EMERGENCY in the BMJ: ANME as a Sustainable and Collaborative Model of Care
A new article in the BMJ Global Health journal highlights how EMERGENCY’s ANME Regional Programme is expanding access to free, high-quality specialised surgical care through cross-border collaboration with health authorities in sub-Saharan Africa.
In low- and middle-income countries, access to specialist surgical care is often hampered by inadequate infrastructure, a shortage of qualified staff and limited financial resources. In Africa, the surgical burden is particularly stark.
Directly addressing these challenges, the African Network of Medical Excellence (ANME) is an initiative launched in collaboration with health authorities from across Africa. With its two flagship surgical Centres of Excellence – EMERGENCY’s Salam Centre for Cardiac Surgery in Sudan, and Children’s Surgical Hospital in Uganda – ANME is strengthening local health systems and expanding access to free, high-quality specialist care throughout the region.
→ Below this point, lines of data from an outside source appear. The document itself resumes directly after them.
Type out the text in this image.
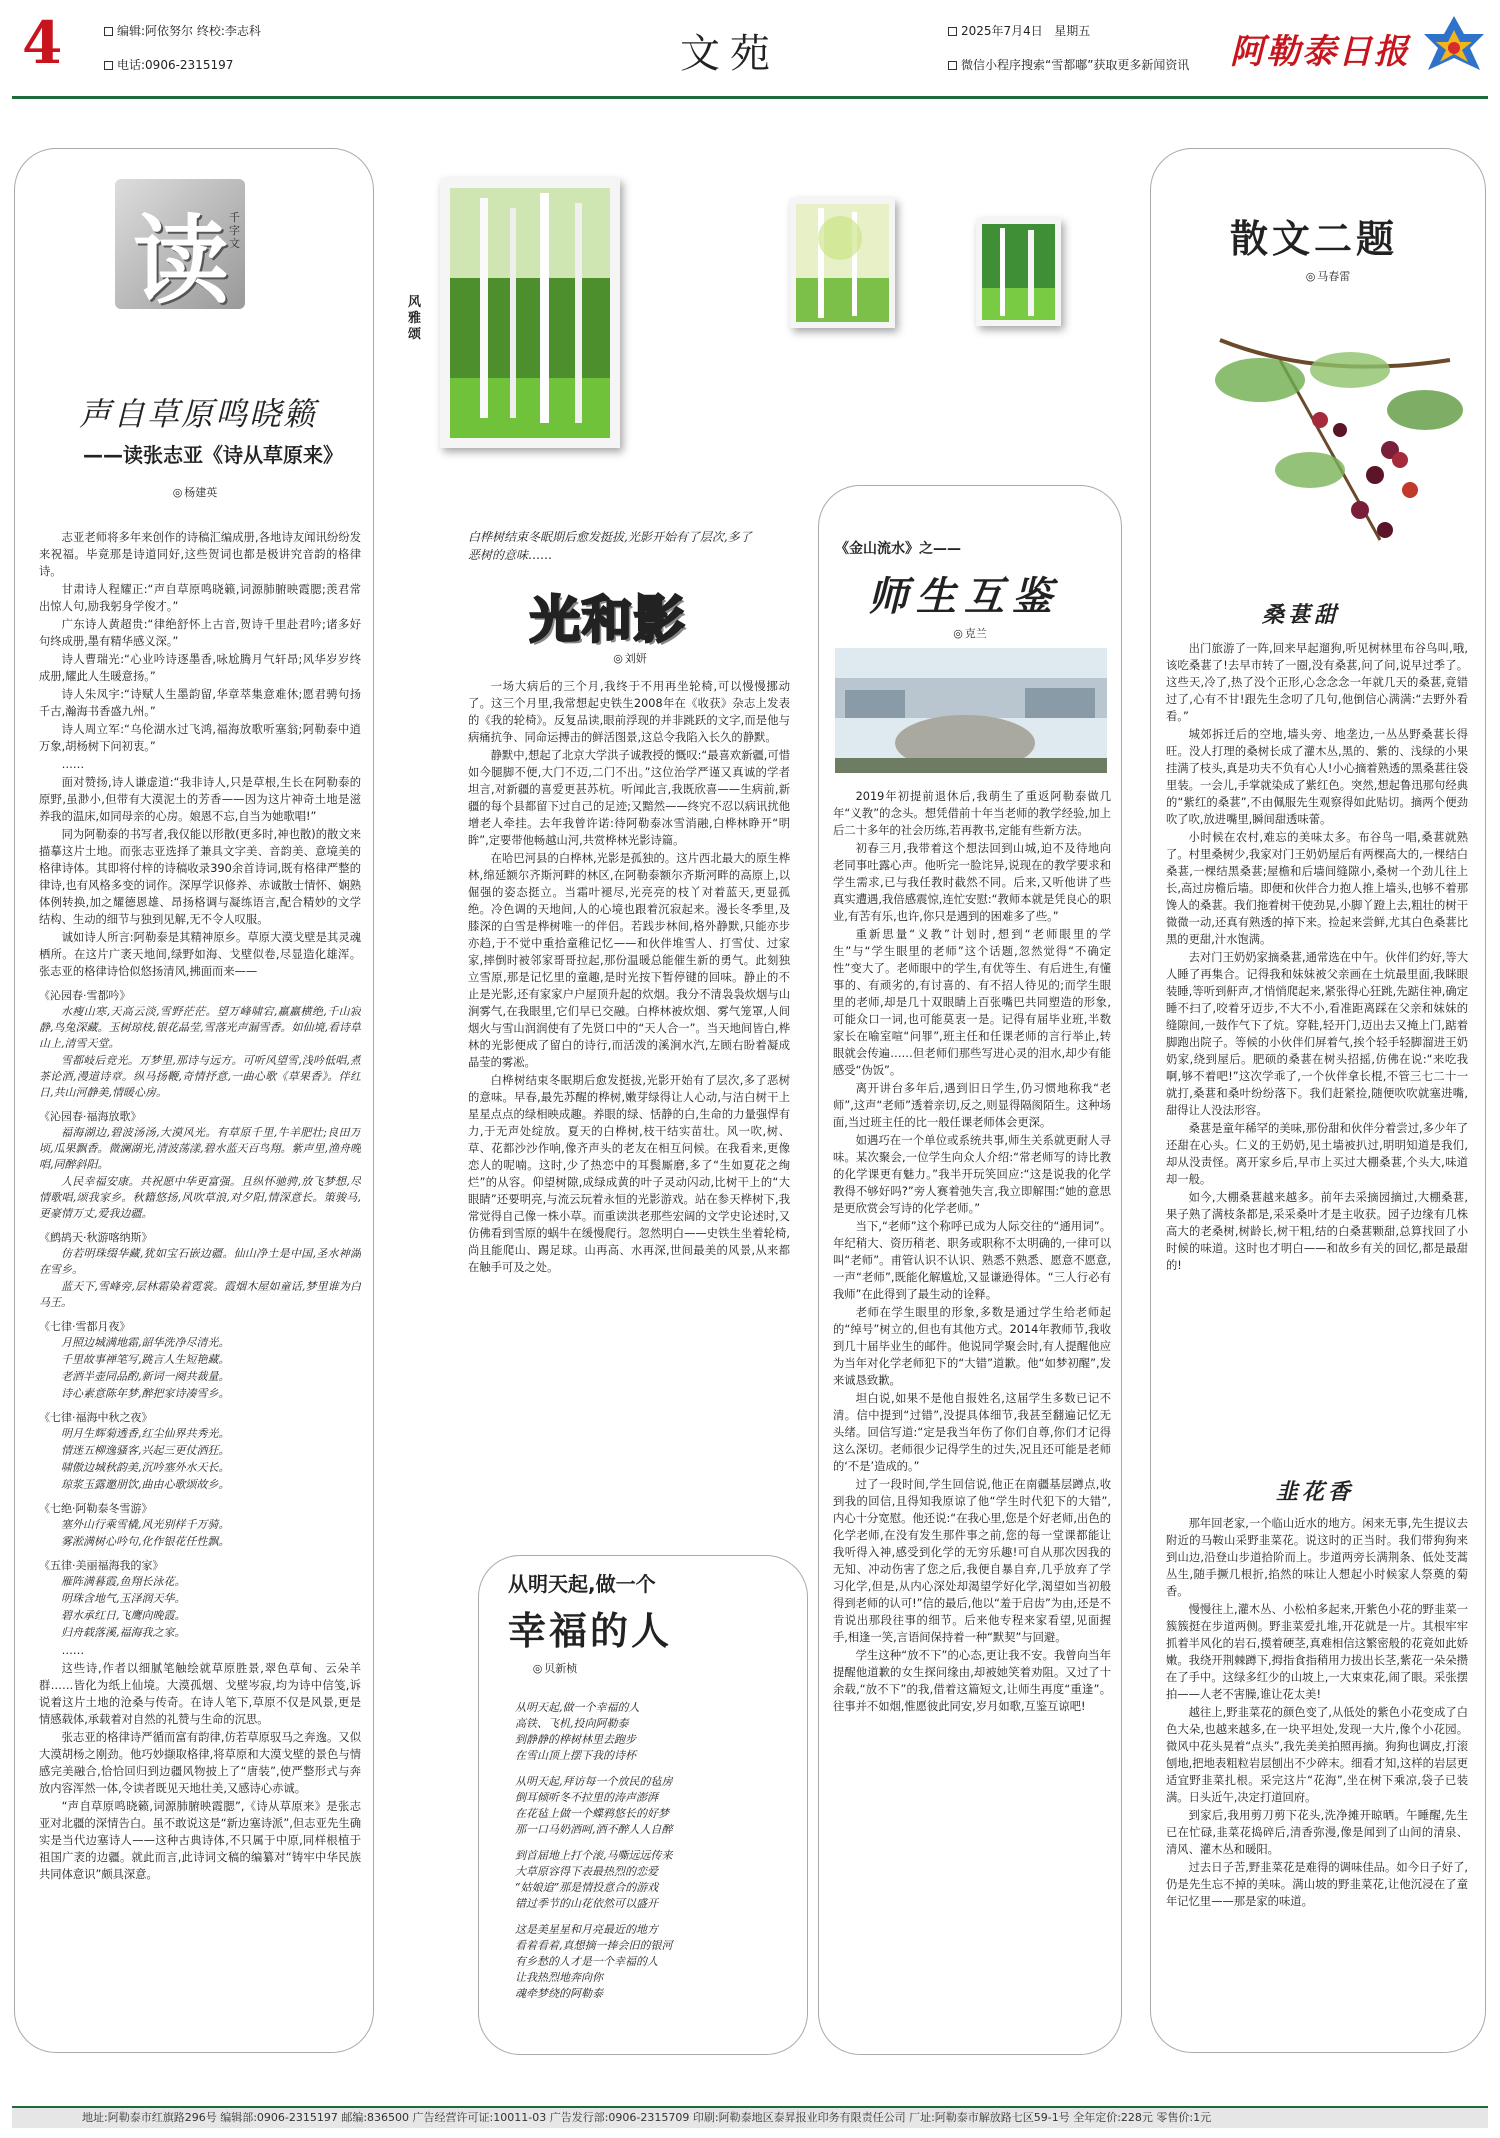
4	编辑:阿依努尔 终校:李志科
电话:0906-2315197	文苑	2025年7月4日 星期五
微信小程序搜索“雪都嘟”获取更多新闻资讯 阿勒泰日报
读 千字文
声自草原鸣晓籁
——读张志亚《诗从草原来》
◎ 杨建英

志亚老师将多年来创作的诗稿汇编成册,各地诗友闻讯纷纷发来祝福。毕竟那是诗道同好,这些贺词也都是极讲究音韵的格律诗。

甘肃诗人程耀正:“声自草原鸣晓籁,词源肺腑映霞腮;羡君常出惊人句,励我躬身学俊才。”

广东诗人黄超贵:“律绝舒怀上古音,贺诗千里赴君吟;诸多好句终成册,墨有精华感义深。”

诗人曹瑞光:“心业吟诗逐墨香,咏尬腾月气轩昂;风华岁岁终成册,耀此人生暖意扬。”

诗人朱凤宇:“诗赋人生墨韵留,华章萃集意难休;愿君骋句扬千古,瀚海书香盛九州。”

诗人周立军:“乌伦湖水过飞鸿,福海放歌听塞翁;阿勒泰中逍万象,胡杨树下问初衷。”

……

面对赞扬,诗人谦虚道:“我非诗人,只是草根,生长在阿勒泰的原野,虽渺小,但带有大漠泥土的芳香——因为这片神奇土地是滋养我的温床,如同母亲的心房。娘恩不忘,自当为她歌唱!”

同为阿勒泰的书写者,我仅能以形散(更多时,神也散)的散文来描摹这片土地。而张志亚选择了兼具文字美、音韵美、意境美的格律诗体。其即将付梓的诗稿收录390余首诗词,既有格律严整的律诗,也有风格多变的词作。深厚学识修养、赤诚散士情怀、娴熟体例转换,加之耀德恩雄、昂扬格调与凝练语言,配合精妙的文学结构、生动的细节与独到见解,无不令人叹服。

诚如诗人所言:阿勒泰是其精神原乡。草原大漠戈壁是其灵魂栖所。在这片广袤天地间,绿野如海、戈壁似卷,尽显造化雄浑。张志亚的格律诗恰似悠扬清风,拂面而来——

《沁园春·雪都吟》

水瘦山寒,天高云淡,雪野茫茫。望万峰啸宕,羸羸横绝,千山寂静,鸟兔深藏。玉树琼枝,银花晶莹,雪落光声漏雪香。如仙境,看诗草山上,清雪天堂。

雪都岐后竞光。万梦里,那诗与远方。可听风望雪,浅吟低唱,煮茶论酒,漫道诗章。纵马扬鞭,奇情抒意,一曲心歌《草果香》。伴红日,共山河静美,情暖心房。

《沁园春·福海放歌》

福海湖边,碧波汤汤,大漠风光。有草原千里,牛羊肥壮;良田万顷,瓜果飘香。微澜湖光,清波荡漾,碧水蓝天百鸟翔。紫声里,渔舟晚唱,同醉斜阳。

人民幸福安康。共祝愿中华更富强。且纵怀驰骋,放飞梦想,尽情歌唱,颂我家乡。秋籍悠扬,风吹草浪,对夕阳,情深意长。策骏马,更豪情万丈,爱我边疆。

《鹧鸪天·秋游喀纳斯》

仿若明珠缀华藏,犹如宝石嵌边疆。仙山净土是中国,圣水神湖在雪乡。

蓝天下,雪峰旁,层林霜染着霓裳。霞烟木屋如童话,梦里谁为白马王。

《七律·雪都月夜》

月照边城满地霜,韶华洗净尽清光。

千里故事禅笔写,跳言人生短艳藏。

老酒半壶同品酌,新词一阕共裁量。

诗心素意陈年梦,醉把家诗凑雪乡。

《七律·福海中秋之夜》

明月生辉菊透香,红尘仙界共秀光。

情迷五柳逸骚客,兴起三更仗酒狂。

啸傲边城秋韵美,沉吟塞外水天长。

琼浆玉露邀朋饮,曲由心歌颂故乡。

《七绝·阿勒泰冬雪游》

塞外山行乘雪橇,风光别样千万骑。

雾淞满树心吟句,化作银花任性飘。

《五律·美丽福海我的家》

雁阵满暮霞,鱼翔长泳花。

明珠含地气,玉泽润天华。

碧水承红日,飞鹰向晚霞。

归舟载落溪,福海我之家。

……

这些诗,作者以细腻笔触绘就草原胜景,翠色草甸、云朵羊群……皆化为纸上仙境。大漠孤烟、戈壁岑寂,均为诗中信笺,诉说着这片土地的沧桑与传奇。在诗人笔下,草原不仅是风景,更是情感载体,承载着对自然的礼赞与生命的沉思。

张志亚的格律诗严循而富有韵律,仿若草原驭马之奔逸。又似大漠胡杨之刚劲。他巧妙撷取格律,将草原和大漠戈壁的景色与情感完美融合,恰恰回归到边疆风物披上了“唐装”,使严整形式与奔放内容浑然一体,令读者既见天地壮美,又感诗心赤诚。

“声自草原鸣晓籁,词源肺腑映霞腮”,《诗从草原来》是张志亚对北疆的深情告白。虽不敢说这是“新边塞诗派”,但志亚先生确实是当代边塞诗人——这种古典诗体,不只属于中原,同样根植于祖国广袤的边疆。就此而言,此诗词文稿的编纂对“铸牢中华民族共同体意识”颇具深意。

风雅颂
白桦树结束冬眠期后愈发挺拔,光影开始有了层次,多了恶树的意味……
光和影
◎ 刘妍

一场大病后的三个月,我终于不用再坐轮椅,可以慢慢挪动了。这三个月里,我常想起史铁生2008年在《收获》杂志上发表的《我的轮椅》。反复品读,眼前浮现的并非跳跃的文字,而是他与病痛抗争、同命运搏击的鲜活图景,这总令我陷入长久的静默。

静默中,想起了北京大学洪子诚教授的慨叹:“最喜欢新疆,可惜如今腿脚不便,大门不迈,二门不出。”这位治学严谨又真诚的学者坦言,对新疆的喜爱更甚苏杭。听闻此言,我既欣喜——生病前,新疆的每个县都留下过自己的足迹;又黯然——终究不忍以病讯扰他增老人牵挂。去年我曾许诺:待阿勒泰冰雪消融,白桦林睁开“明眸”,定要带他畅越山河,共赏桦林光影诗篇。

在哈巴河县的白桦林,光影是孤独的。这片西北最大的原生桦林,绵延额尔齐斯河畔的林区,在阿勒泰额尔齐斯河畔的高原上,以倔强的姿态挺立。当霜叶褪尽,光亮亮的枝丫对着蓝天,更显孤绝。冷色调的天地间,人的心境也跟着沉寂起来。漫长冬季里,及膝深的白雪是桦树唯一的伴侣。若践步林间,格外静默,只能亦步亦趋,于不觉中重拾童稚记忆——和伙伴堆雪人、打雪仗、过家家,摔倒时被邻家哥哥拉起,那份温暖总能催生新的勇气。此刻独立雪原,那是记忆里的童趣,是时光按下暂停键的回味。静止的不止是光影,还有家家户户屋顶升起的炊烟。我分不清袅袅炊烟与山涧雾气,在我眼里,它们早已交融。白桦林被炊烟、雾气笼罩,人间烟火与雪山润润使有了先贤口中的“天人合一”。当天地间皆白,桦林的光影便成了留白的诗行,而活泼的溪涧水汽,左顾右盼着凝成晶莹的雾凇。

白桦树结束冬眠期后愈发挺拔,光影开始有了层次,多了恶树的意味。早春,最先苏醒的桦树,嫩芽绿得让人心动,与洁白树干上星星点点的绿相映成趣。养眼的绿、恬静的白,生命的力量强悍有力,于无声处绽放。夏天的白桦树,枝干结实苗壮。风一吹,树、草、花都沙沙作响,像齐声头的老友在相互问候。在我看来,更像恋人的呢喃。这时,少了热恋中的耳鬓厮磨,多了“生如夏花之绚烂”的从容。仰望树隙,成绿成黄的叶子灵动闪动,比树干上的“大眼睛”还要明亮,与流云玩着永恒的光影游戏。站在参天桦树下,我常觉得自己像一株小草。而重读洪老那些宏阔的文学史论述时,又仿佛看到雪原的蜗牛在缓慢爬行。忽然明白——史铁生坐着轮椅,尚且能爬山、踢足球。山再高、水再深,世间最美的风景,从来都在触手可及之处。

《金山流水》之——
师生互鉴
◎ 克兰

2019年初提前退休后,我萌生了重返阿勒泰做几年“义教”的念头。想凭借前十年当老师的教学经验,加上后二十多年的社会历练,若再教书,定能有些新方法。

初春三月,我带着这个想法回到山城,迫不及待地向老同事吐露心声。他听完一脸诧异,说现在的教学要求和学生需求,已与我任教时截然不同。后来,又听他讲了些真实遭遇,我倍感震惊,连忙安慰:“教师本就是凭良心的职业,有苦有乐,也许,你只是遇到的困难多了些。”

重新思量“义教”计划时,想到“老师眼里的学生”与“学生眼里的老师”这个话题,忽然觉得“不确定性”变大了。老师眼中的学生,有优等生、有后进生,有懂事的、有顽劣的,有讨喜的、有不招人待见的;而学生眼里的老师,却是几十双眼睛上百张嘴巴共同塑造的形象,可能众口一词,也可能莫衷一是。记得有届毕业班,半数家长在喻室喧“问罪”,班主任和任课老师的言行举止,转眼就会传遍……但老师们那些写进心灵的泪水,却少有能感受“伪饭”。

离开讲台多年后,遇到旧日学生,仍习惯地称我“老师”,这声“老师”透着亲切,反之,则显得隔阂陌生。这种场面,当过班主任的比一般任课老师体会更深。

如遇巧在一个单位或系统共事,师生关系就更耐人寻味。某次聚会,一位学生向众人介绍:“常老师写的诗比教的化学课更有魅力。”我半开玩笑回应:“这是说我的化学教得不够好吗?”旁人赛着弛失言,我立即解围:“她的意思是更欣赏会写诗的化学老师。”

当下,“老师”这个称呼已成为人际交往的“通用词”。年纪稍大、资历稍老、职务或职称不太明确的,一律可以叫“老师”。甫管认识不认识、熟悉不熟悉、愿意不愿意,一声“老师”,既能化解尴尬,又显谦逊得体。“三人行必有我师”在此得到了最生动的诠释。

老师在学生眼里的形象,多数是通过学生给老师起的“绰号”树立的,但也有其他方式。2014年教师节,我收到几十届毕业生的邮件。他说同学聚会时,有人提醒他应为当年对化学老师犯下的“大错”道歉。他“如梦初醒”,发来诚恳致歉。

坦白说,如果不是他自报姓名,这届学生多数已记不清。信中提到“过错”,没提具体细节,我甚至翻遍记忆无头绪。回信写道:“定是我当年伤了你们自尊,你们才记得这么深切。老师很少记得学生的过失,况且还可能是老师的‘不是’造成的。”

过了一段时间,学生回信说,他正在南疆基层蹲点,收到我的回信,且得知我原谅了他“学生时代犯下的大错”,内心十分宽慰。他还说:“在我心里,您是个好老师,出色的化学老师,在没有发生那件事之前,您的每一堂课都能让我听得入神,感受到化学的无穷乐趣!可自从那次因我的无知、冲动伤害了您之后,我便自暴自弃,几乎放弃了学习化学,但是,从内心深处却渴望学好化学,渴望如当初般得到老师的认可!”信的最后,他以“羞于启齿”为由,还是不肯说出那段往事的细节。后来他专程来家看望,见面握手,相逢一笑,言语间保持着一种“默契”与回避。

学生这种“放不下”的心态,更让我不安。我曾向当年提醒他道歉的女生探问缘由,却被她笑着劝阻。又过了十余载,“放不下”的我,借着这篇短文,让师生再度“重逢”。往事并不如烟,惟愿彼此同安,岁月如歌,互鉴互谅吧!

从明天起,做一个
幸福的人
◎ 贝新桢
从明天起,做一个幸福的人
高铁、飞机,投向阿勒泰
到静静的桦树林里去跑步
在雪山顶上摆下我的诗杯
从明天起,拜访每一个放民的毡房
倒耳倾听冬不拉里的涛声澎湃
在花毡上做一个蝶鸦悠长的好梦
那一口马奶酒呵,酒不醉人人自醉
到首届地上打个滚,马嘶远远传来
大草原容得下表最热烈的恋爱
“姑娘追”那是情投意合的游戏
错过季节的山花依然可以盛开
这是美星星和月亮最近的地方
看着看着,真想摘一捧会旧的银河
有乡愁的人才是一个幸福的人
让我热烈地奔向你
魂牵梦绕的阿勒泰
散文二题
◎ 马春雷
桑葚甜

出门旅游了一阵,回来早起遛狗,听见树林里布谷鸟叫,哦,该吃桑葚了!去早市转了一圈,没有桑葚,问了问,说早过季了。这些天,冷了,热了没个正形,心念念念一年就几天的桑葚,竟错过了,心有不甘!跟先生念叨了几句,他倒信心满满:“去野外看看。”

城郊拆迁后的空地,墙头旁、地垄边,一丛丛野桑葚长得旺。没人打理的桑树长成了灌木丛,黑的、紫的、浅绿的小果挂满了枝头,真是功夫不负有心人!小心摘着熟透的黑桑葚往袋里装。一会儿,手掌就染成了紫红色。突然,想起鲁迅那句经典的“紫红的桑葚”,不由佩服先生观察得如此贴切。摘两个便劲吹了吹,放进嘴里,瞬间甜透味蕾。

小时候在农村,难忘的美味太多。布谷鸟一唱,桑葚就熟了。村里桑树少,我家对门王奶奶屋后有两棵高大的,一棵结白桑葚,一棵结黑桑葚;屋檐和后墙间缝隙小,桑树一个劲儿往上长,高过房檐后墙。即便和伙伴合力抱人推上墙头,也够不着那馋人的桑葚。我们拖着树干使劲晃,小脚丫蹬上去,粗壮的树干微微一动,还真有熟透的掉下来。捡起来尝鲜,尤其白色桑葚比黑的更甜,汁水饱满。

去对门王奶奶家摘桑葚,通常选在中午。伙伴们约好,等大人睡了再集合。记得我和妹妹被父亲画在土炕最里面,我眯眼装睡,等听到鼾声,才悄悄爬起来,紧张得心狂跳,先踮住神,确定睡不扫了,咬着牙迈步,不大不小,看准距离踩在父亲和妹妹的缝隙间,一鼓作气下了炕。穿鞋,轻开门,迈出去又掩上门,踮着脚跑出院子。等候的小伙伴们屏着气,挨个轻手轻脚溜进王奶奶家,绕到屋后。肥硕的桑葚在树头招摇,仿佛在说:“来吃我啊,够不着吧!”这次学乖了,一个伙伴拿长棍,不管三七二十一就打,桑葚和桑叶纷纷落下。我们赶紧捡,随便吹吹就塞进嘴,甜得让人没法形容。

桑葚是童年稀罕的美味,那份甜和伙伴分着尝过,多少年了还甜在心头。仁义的王奶奶,见土墙被扒过,明明知道是我们,却从没责怪。离开家乡后,早市上买过大棚桑葚,个头大,味道却一般。

如今,大棚桑葚越来越多。前年去采摘园摘过,大棚桑葚,果子熟了满枝条都是,采采桑叶才是主收获。园子边缘有几株高大的老桑树,树龄长,树干粗,结的白桑葚颗甜,总算找回了小时候的味道。这时也才明白——和故乡有关的回忆,都是最甜的!

韭花香

那年回老家,一个临山近水的地方。闲来无事,先生提议去附近的马鞍山采野韭菜花。说这时的正当时。我们带狗狗来到山边,沿登山步道拾阶而上。步道两旁长满荆条、低处芠蒿丛生,随手撅几根折,掐然的味让人想起小时候家人祭奠的菊香。

慢慢往上,灌木丛、小松柏多起来,开紫色小花的野韭菜一簇簇挺在步道两侧。野韭菜爱扎堆,开花就是一片。其根牢牢抓着半风化的岩石,摸着硬茎,真难相信这繁密般的花竟如此娇嫩。我绕开荆棘蹲下,拇指食指稍用力拔出长茎,紫花一朵朵攒在了手中。这绿多红少的山坡上,一大束束花,闹了眼。采张摆拍——人老不害臊,谁让花太美!

越往上,野韭菜花的颜色变了,从低处的紫色小花变成了白色大朵,也越来越多,在一块平坦处,发现一大片,像个小花园。微风中花头晃着“点头”,我先美美拍照再摘。狗狗也调皮,打滚刨地,把地表粗粒岩层刨出不少碎末。细看才知,这样的岩层更适宜野韭菜扎根。采完这片“花海”,坐在树下乘凉,袋子已装满。日头近午,决定打道回府。

到家后,我用剪刀剪下花头,洗净摊开晾晒。午睡醒,先生已在忙碌,韭菜花捣碎后,清香弥漫,像是闻到了山间的清泉、清风、灌木丛和暖阳。

过去日子苦,野韭菜花是难得的调味佳品。如今日子好了,仍是先生忘不掉的美味。满山坡的野韭菜花,让他沉浸在了童年记忆里——那是家的味道。

地址:阿勒泰市红旗路296号 编辑部:0906-2315197 邮编:836500 广告经营许可证:10011-03 广告发行部:0906-2315709 印刷:阿勒泰地区泰昇报业印务有限责任公司 厂址:阿勒泰市解放路七区59-1号 全年定价:228元 零售价:1元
Key to this is the Regional Programme, which builds partnerships with Ministries of Health to conduct local outpatient visits for screening, referral and follow-up to an ANME Centre of Excellence. The Programme covers all travel, accommodation, surgery, follow-up and medications, removing the major financial barriers often associated with surgery. By 2024, 190 screening and follow-up missions had reached over 16,000 patients in 28 countries, with 2,024 patients receiving specialised care at EMERGENCY’s hospitals.
Together with the Regional Programme, these publicly accessible referral hospitals demonstrate that high-quality specialised care, delivered free of charge to patients determined by clinical need – rather than by nationality or income – can be sustainably achieved when supported by long-term governmental commitment. They offer a concrete step toward strengthening the regional health system, as well as a replicable model for other resource-limited settings.